Why do bad things happen to good people?  I know you get that one a lot.  I guess it’s because the answers we’ve tried to figure out don’t make us feel better.

Donald Trump and Hillary Clinton?  Really?  This is what happens when You give us free will.

Would you consider going back and giving Adam and Eve another chance?  I’m sure they would make a better decision this time.

Now that so many men are letting their facial hair grow, is it okay for women to stop shaving their legs?  (I would like to suggest a big “no” on this one.)

When we look in the mirror, is that really what we look like?  Or are You playing a really cruel joke on us?

Why did you create guns?  I don’t see the upside.

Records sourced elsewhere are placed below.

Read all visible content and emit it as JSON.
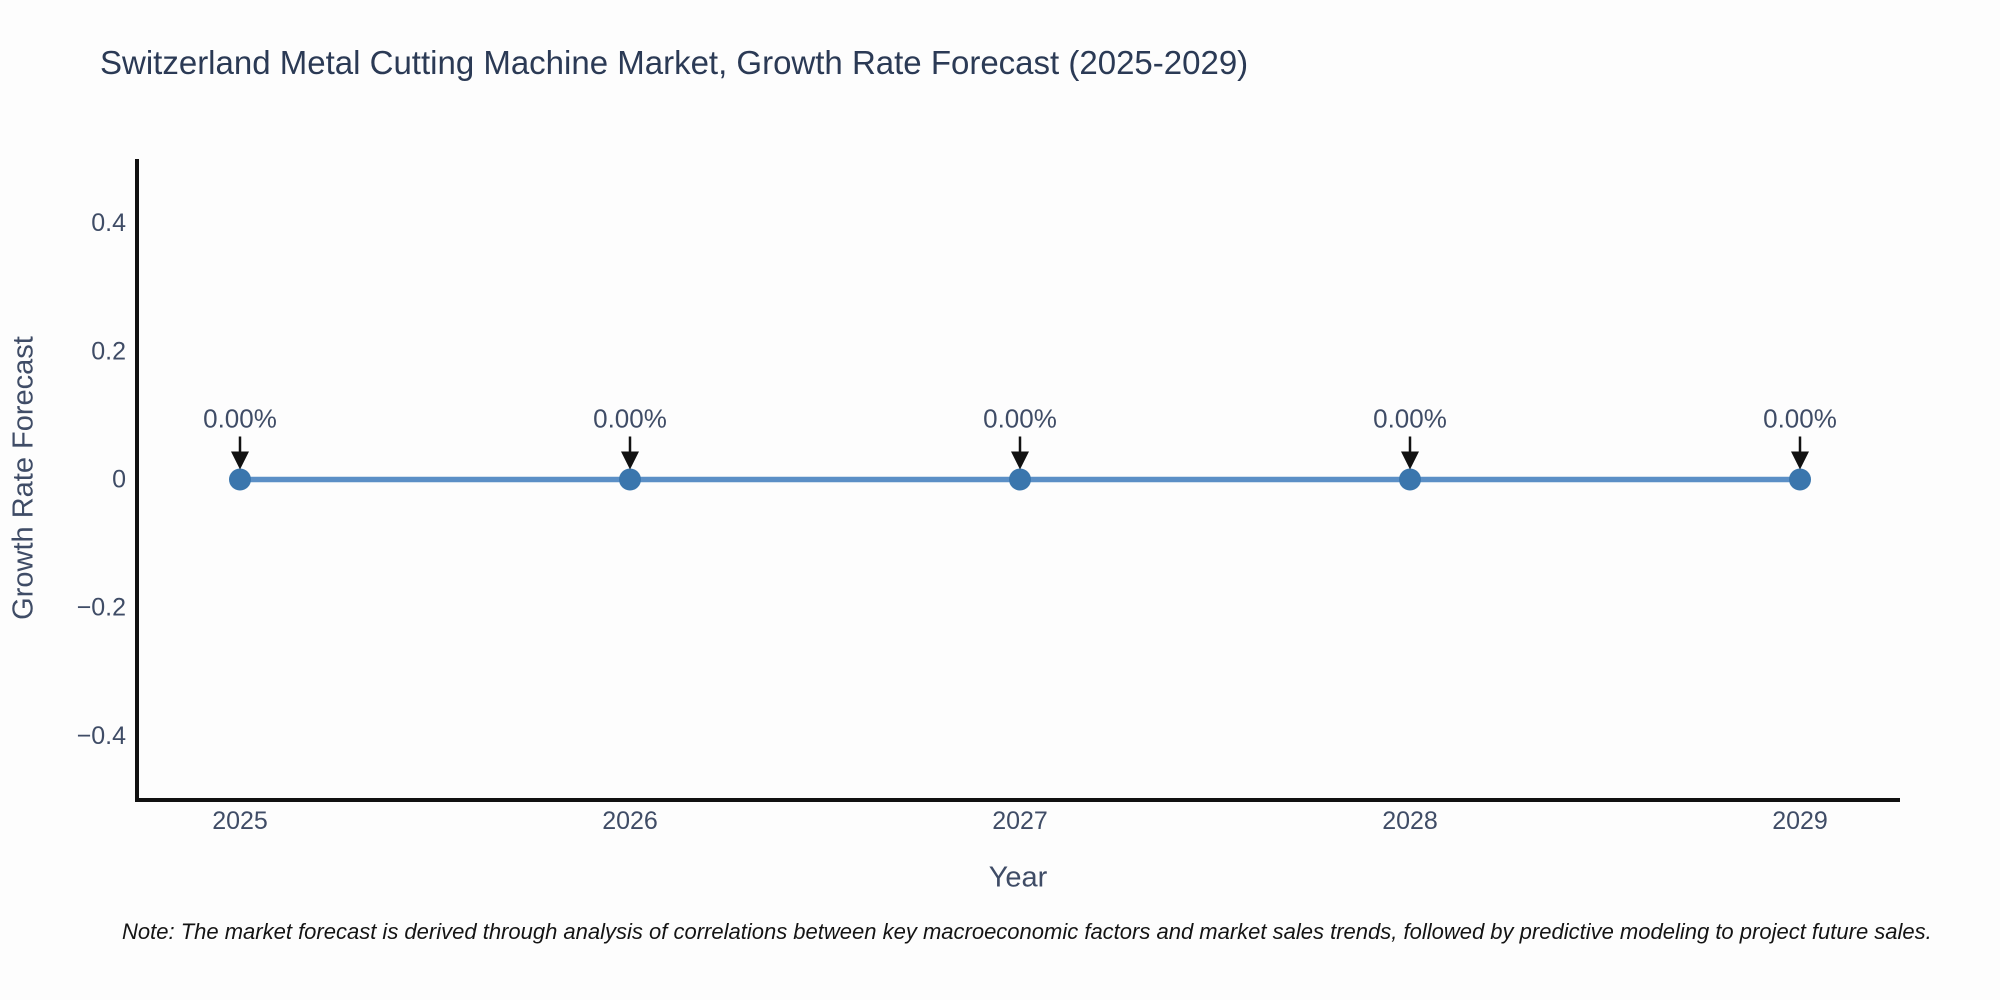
{
  "title": "Switzerland Metal Cutting Machine Market, Growth Rate Forecast (2025-2029)",
  "note": "Note: The market forecast is derived through analysis of correlations between key macroeconomic factors and market sales trends, followed by predictive modeling to project future sales.",
  "chart_data": {
    "type": "line",
    "title": "Switzerland Metal Cutting Machine Market, Growth Rate Forecast (2025-2029)",
    "xlabel": "Year",
    "ylabel": "Growth Rate Forecast",
    "categories": [
      "2025",
      "2026",
      "2027",
      "2028",
      "2029"
    ],
    "values": [
      0,
      0,
      0,
      0,
      0
    ],
    "point_labels": [
      "0.00%",
      "0.00%",
      "0.00%",
      "0.00%",
      "0.00%"
    ],
    "ylim": [
      -0.5,
      0.5
    ],
    "yticks": [
      0.4,
      0.2,
      0,
      -0.2,
      -0.4
    ],
    "ytick_labels": [
      "0.4",
      "0.2",
      "0",
      "−0.2",
      "−0.4"
    ],
    "grid": false,
    "legend": "none",
    "annotation_arrow": "down-arrow",
    "colors": {
      "line": "#5b8fc6",
      "marker": "#3a76ad",
      "axis": "#111111",
      "arrow": "#111111",
      "tick_text": "#3f4c66",
      "title_text": "#2b3a55"
    }
  }
}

Why do we run a fever when we have a cold?  Shouldn’t it be called a “hot”?

Why is our culture becoming so sexually explicit and immoral?  What is it we are searching for?

Why does my little dog chase and bark at a squirrel as though it is an evil threat, but when a stranger appears at my door, the dog rolls over on his back and waits for a tummy scratch?

Why won’t people give You credit for the incredible miracles you perform every day?  Are they afraid of You?

Some of my readers may comment with more questions.  Please be patient with us.  We’re all just trying to figure this stuff out.  Thanks for listening.

Your humble servant,

Ken

P.S.  Thanks for banana pudding and football.  They are two of your best things.